Ричард был занят переездом во дворец правителей Акры. Он был в самом дурном расположении духа, и созерцание Конрада Монферратского, торжественно ведущего под руку леди из Хоукхеста, словно награду, завоеванную на турнире, не могло способствовать улучшению его настроения. Рыча, с лицом красным, как гибискус, он стоял посреди экзотически украшенного двора в самом сердце грациозного, воздушного строения, размахивая мечом, словно находился все еще на поле боя. Солдаты с застывшими лицами вяло двигались куда указывал им меч, расставляя по гулким и холодным комнатам обстановку из Мэйтгрифона и королевского шатра.
Беренгария сидела на раскладном стульчике около круглого бассейна с плещущим фонтаном, безмятежно вышивая носовой платок для своего мужа. Внимание ее было поглощено работой, а когда она подняла глаза, то радостно вскрикнула, увидев под сводами окружавшей дворик колоннады Иден и маркиза. Поцеловав ее, Иден представила своего спутника и коротко обрисовала подробности своего спасения. Порывисто поднявшись, Беренгария сжала руки маркиза:
– Премного вам обязана, маркиз. К моему стыду, посланные мной люди прибыли бы слишком поздно.
Поцеловав, в свою очередь, маленькие руки, пожатие которых было ему довольно приятно, Конрад заключил, что эта леди весьма свежа и привлекательна и явно слишком хороша для Львиного Сердца. Он улыбнулся королеве, заверив ее, что сделал не больше, чем любой истинный рыцарь на его месте, однако в улыбке его сияло искреннее восхищение.
С другой стороны двора донесся раздраженный рев – Ричард с мечом в руке тяжело направлялся к своему гостю.

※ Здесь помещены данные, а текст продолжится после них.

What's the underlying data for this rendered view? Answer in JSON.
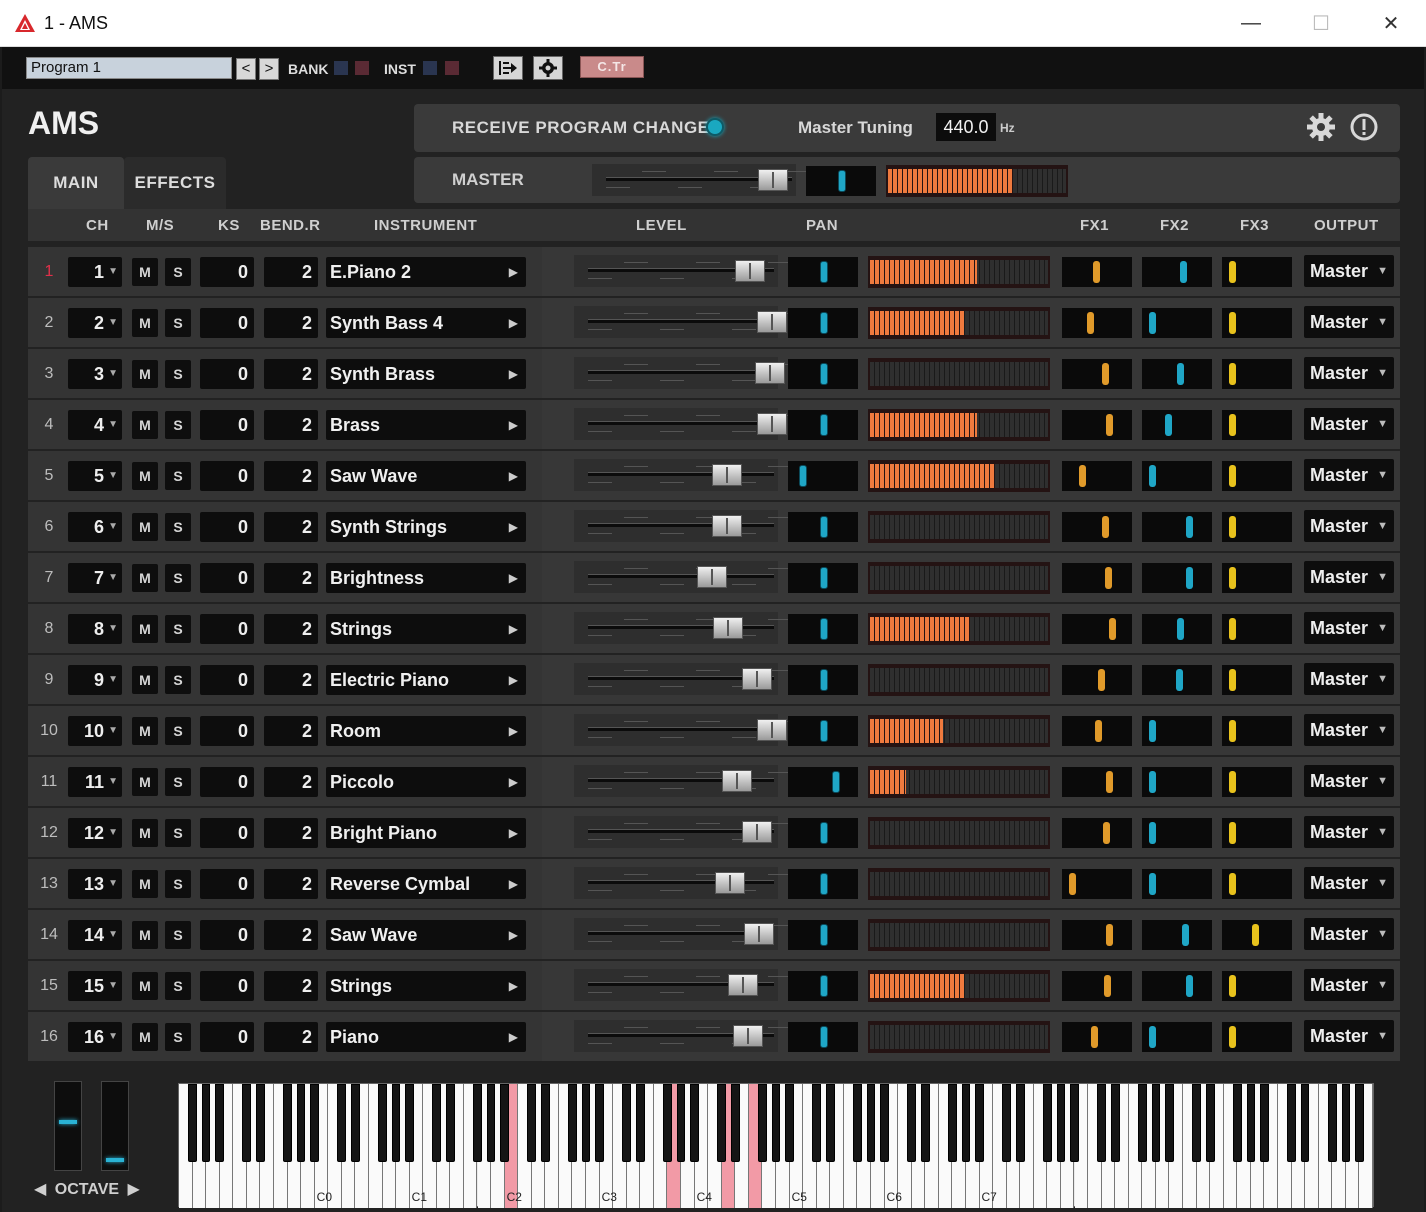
{
  "window": {
    "title": "1 - AMS",
    "minimize": "—",
    "maximize": "☐",
    "close": "✕"
  },
  "toolbar": {
    "program": "Program 1",
    "prev": "<",
    "next": ">",
    "bank_label": "BANK",
    "inst_label": "INST",
    "ctr_label": "C.Tr",
    "bank_colors": [
      "#2a3550",
      "#5a2a34"
    ],
    "inst_colors": [
      "#2a3550",
      "#5a2a34"
    ]
  },
  "header": {
    "app_title": "AMS",
    "receive_program_change": "RECEIVE PROGRAM CHANGE",
    "master_tuning_label": "Master Tuning",
    "master_tuning_value": "440.0",
    "master_tuning_unit": "Hz"
  },
  "tabs": {
    "main": "MAIN",
    "effects": "EFFECTS"
  },
  "master": {
    "label": "MASTER",
    "level": 0.88,
    "pan": 0.5,
    "meter": 0.7
  },
  "columns": {
    "ch": "CH",
    "ms": "M/S",
    "ks": "KS",
    "bend": "BEND.R",
    "instrument": "INSTRUMENT",
    "level": "LEVEL",
    "pan": "PAN",
    "fx1": "FX1",
    "fx2": "FX2",
    "fx3": "FX3",
    "output": "OUTPUT"
  },
  "labels": {
    "mute": "M",
    "solo": "S"
  },
  "colors": {
    "pan": "#1fa6c6",
    "fx1": "#e09a2a",
    "fx2": "#1fa6c6",
    "fx3": "#e8c21c",
    "meter": "#ef7a3e",
    "selected_channel": "#e0304a"
  },
  "channels": [
    {
      "ch": "1",
      "ks": "0",
      "bend": "2",
      "instrument": "E.Piano 2",
      "level": 0.85,
      "pan": 0.5,
      "meter": 0.6,
      "fx1": 0.5,
      "fx2": 0.62,
      "fx3": 0.08,
      "output": "Master"
    },
    {
      "ch": "2",
      "ks": "0",
      "bend": "2",
      "instrument": "Synth Bass 4",
      "level": 0.97,
      "pan": 0.5,
      "meter": 0.53,
      "fx1": 0.39,
      "fx2": 0.08,
      "fx3": 0.08,
      "output": "Master"
    },
    {
      "ch": "3",
      "ks": "0",
      "bend": "2",
      "instrument": "Synth Brass",
      "level": 0.96,
      "pan": 0.5,
      "meter": 0,
      "fx1": 0.65,
      "fx2": 0.57,
      "fx3": 0.08,
      "output": "Master"
    },
    {
      "ch": "4",
      "ks": "0",
      "bend": "2",
      "instrument": "Brass",
      "level": 0.97,
      "pan": 0.5,
      "meter": 0.6,
      "fx1": 0.72,
      "fx2": 0.37,
      "fx3": 0.08,
      "output": "Master"
    },
    {
      "ch": "5",
      "ks": "0",
      "bend": "2",
      "instrument": "Saw Wave",
      "level": 0.72,
      "pan": 0.12,
      "meter": 0.7,
      "fx1": 0.25,
      "fx2": 0.08,
      "fx3": 0.08,
      "output": "Master"
    },
    {
      "ch": "6",
      "ks": "0",
      "bend": "2",
      "instrument": "Synth Strings",
      "level": 0.72,
      "pan": 0.5,
      "meter": 0,
      "fx1": 0.65,
      "fx2": 0.72,
      "fx3": 0.08,
      "output": "Master"
    },
    {
      "ch": "7",
      "ks": "0",
      "bend": "2",
      "instrument": "Brightness",
      "level": 0.64,
      "pan": 0.5,
      "meter": 0,
      "fx1": 0.7,
      "fx2": 0.72,
      "fx3": 0.08,
      "output": "Master"
    },
    {
      "ch": "8",
      "ks": "0",
      "bend": "2",
      "instrument": "Strings",
      "level": 0.73,
      "pan": 0.5,
      "meter": 0.56,
      "fx1": 0.78,
      "fx2": 0.57,
      "fx3": 0.08,
      "output": "Master"
    },
    {
      "ch": "9",
      "ks": "0",
      "bend": "2",
      "instrument": "Electric Piano",
      "level": 0.89,
      "pan": 0.5,
      "meter": 0,
      "fx1": 0.59,
      "fx2": 0.55,
      "fx3": 0.08,
      "output": "Master"
    },
    {
      "ch": "10",
      "ks": "0",
      "bend": "2",
      "instrument": "Room",
      "level": 0.97,
      "pan": 0.5,
      "meter": 0.41,
      "fx1": 0.54,
      "fx2": 0.08,
      "fx3": 0.08,
      "output": "Master"
    },
    {
      "ch": "11",
      "ks": "0",
      "bend": "2",
      "instrument": "Piccolo",
      "level": 0.78,
      "pan": 0.72,
      "meter": 0.2,
      "fx1": 0.73,
      "fx2": 0.08,
      "fx3": 0.08,
      "output": "Master"
    },
    {
      "ch": "12",
      "ks": "0",
      "bend": "2",
      "instrument": "Bright Piano",
      "level": 0.89,
      "pan": 0.5,
      "meter": 0,
      "fx1": 0.67,
      "fx2": 0.08,
      "fx3": 0.08,
      "output": "Master"
    },
    {
      "ch": "13",
      "ks": "0",
      "bend": "2",
      "instrument": "Reverse Cymbal",
      "level": 0.74,
      "pan": 0.5,
      "meter": 0,
      "fx1": 0.08,
      "fx2": 0.08,
      "fx3": 0.08,
      "output": "Master"
    },
    {
      "ch": "14",
      "ks": "0",
      "bend": "2",
      "instrument": "Saw Wave",
      "level": 0.9,
      "pan": 0.5,
      "meter": 0,
      "fx1": 0.72,
      "fx2": 0.65,
      "fx3": 0.48,
      "output": "Master"
    },
    {
      "ch": "15",
      "ks": "0",
      "bend": "2",
      "instrument": "Strings",
      "level": 0.81,
      "pan": 0.5,
      "meter": 0.53,
      "fx1": 0.69,
      "fx2": 0.72,
      "fx3": 0.08,
      "output": "Master"
    },
    {
      "ch": "16",
      "ks": "0",
      "bend": "2",
      "instrument": "Piano",
      "level": 0.84,
      "pan": 0.5,
      "meter": 0,
      "fx1": 0.47,
      "fx2": 0.08,
      "fx3": 0.08,
      "output": "Master"
    }
  ],
  "octave": {
    "label": "OCTAVE",
    "prev": "◀",
    "next": "▶",
    "slider1": 0.45,
    "slider2": 0.95
  },
  "keyboard": {
    "octave_labels": [
      "C0",
      "C1",
      "C2",
      "C3",
      "C4",
      "C5",
      "C6",
      "C7"
    ],
    "pressed_white": [
      24,
      36,
      40,
      42
    ],
    "pressed_black": []
  }
}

– Можете спрятать свой меч, сир. Я не сарацин, – с иронией заметил Конрад.
Обращая внимание Ричарда на его плохие манеры, не стоило рассчитывать на их улучшение. Опершись на меч, он злобно и презрительно воззрился на маркиза:
– Что вывело вас за пределы Фондако? Я считал, что вы торгуетесь о каком-нибудь товаре. Говорят, вы и прилавок себе на рынке поставили.
Конрад пропустил оскорбление мимо ушей:
– Я не так занят, как вы, поскольку не спешу украшать свое жилье собственностью других людей. Тем не менее, похоже, это в обычаях ваших подданных.
– Черт побери, что вы хотите сказать?
Беренгарии очень хотелось, чтобы Ричард не кричал так, это не придавало ему достоинства. Конрад помрачнел:
– Я хочу сказать, сир, что ваши войска... бароны, рыцари; простые солдаты прибирают к рукам имущество франкского населения Акры, не довольствуясь завоеванными у сарацин трофеями. Они силой врываются в дома, конторы порта, дворцы... Что толку в победах над сарацинами, когда купцы и священники, судовладельцы и торговцы находят свои жилища и лавки переполненными наглыми английскими крестоносцами, которые бесчинствуют и грабят повсюду, где пожелают.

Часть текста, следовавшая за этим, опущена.